A friend was asking me some questions today about intersections of disability, gender, and the internet. What happens when creators of the web, or of applications, bring their identities to bear? Are there interesting examples?
I get asked questions like this fairly often: Show me a disabled woman of color who is like, inventing some entirely alternate reality! Or, something along the lines of, give me the name of someone who is “just like so-and-so famous white guy, but a (disabled) woman of color”. No one I can think of ever quite fits the requirements, in part because the questions are framed from a point of view of what we have now and the point of diversity is looking for something different outside of that frame! The differences may not be what you expect or want them to be. It is hard to answer the questions but I always try to offer some thoughts – usually just a few names or pointers to interesting web sites.
One aspect I could point to as a general principle, though, would be to look for people who are consciously creating experiences or works that are multi-layered and can be experienced in different ways. For example looking at the Disability Visibility Project, you can say, well, what is this? It offers many different experiences: blog text or Facebook posts, with image and video descriptions; podcasts with transcripts; oral histories, interviews, and personal connections; Twitter chats that connect people over an hour on a very low barrier to entry public discussion using particular hashtags. Or, thinking of Kinetic Light’s Descent: it’s a dance performance where there’s meticulous attention to the performance venue accessibility, audio descriptions, music, poems, narration, and 3-D printed representation of the stage for tactile participation. Doing those things is quite radical and yet it doesn’t mean inventing a new kind of internet or a whole new technology. It is bringing the tools to bear that we can and bringing all of our awareness into the game.
In theory, those tools could be built into our expectations of what an app, a web site, a video, or an image, are and how they are experienceable (or consumable, if you want to think of it as consumption, which I’m not sure that I do). They may be there, but they are not integrated as they might be (for example, have a look at the WordPress Gutenberg debacle!) And, in fact I think Kinetic Light has an app in development that is intended for use by other performers or performances, that would allow for the different “channels” of experience to be presented more easily (such as translations, transcriptions, descriptions, music, or other dimensions of experience).
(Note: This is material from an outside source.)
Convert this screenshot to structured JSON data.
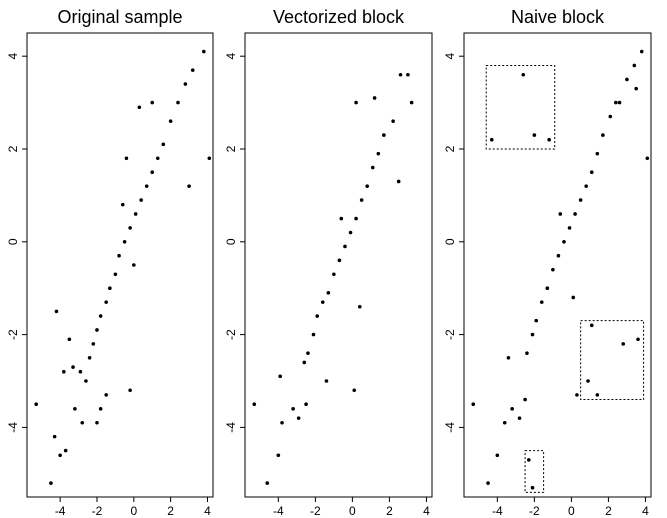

I want to say more about that but first a little digression as the thought I was leading to is more about geography and embodiment. I think of all the efforts people are making to improve maps. What is shown on maps, in what level of granularity, how do we represent it. This depends deeply on our physical embodiment and how we traverse the landscape. A map is not just a door or a path – it can show something of the ways we might want to be in it (or not). I care not just about stairs and ramps and elevators, but about texture, cobblestones, bricks, gravel, dirt, grass, marble — for navigability but also for enjoyment or to prepare myself for extra pain. The SoundPrint project maps for noisy or quiet environments. We care about hot and cold, sunlight exposure, whether there is a view, a feeling of claustrophobia or limitlessness, whether children can run free or can be easily entertained and accommodated, and certainly about how easy and fast it will be to go to the bathroom. I think of projects like wikimapia which were going to gather photos and impressions from many people for particular points in space, and of my dream project of creating beautiful and useful MUD-like text description overlays on precise points in every direction, which could deepen over time as places change, to retain the ghosts of the past.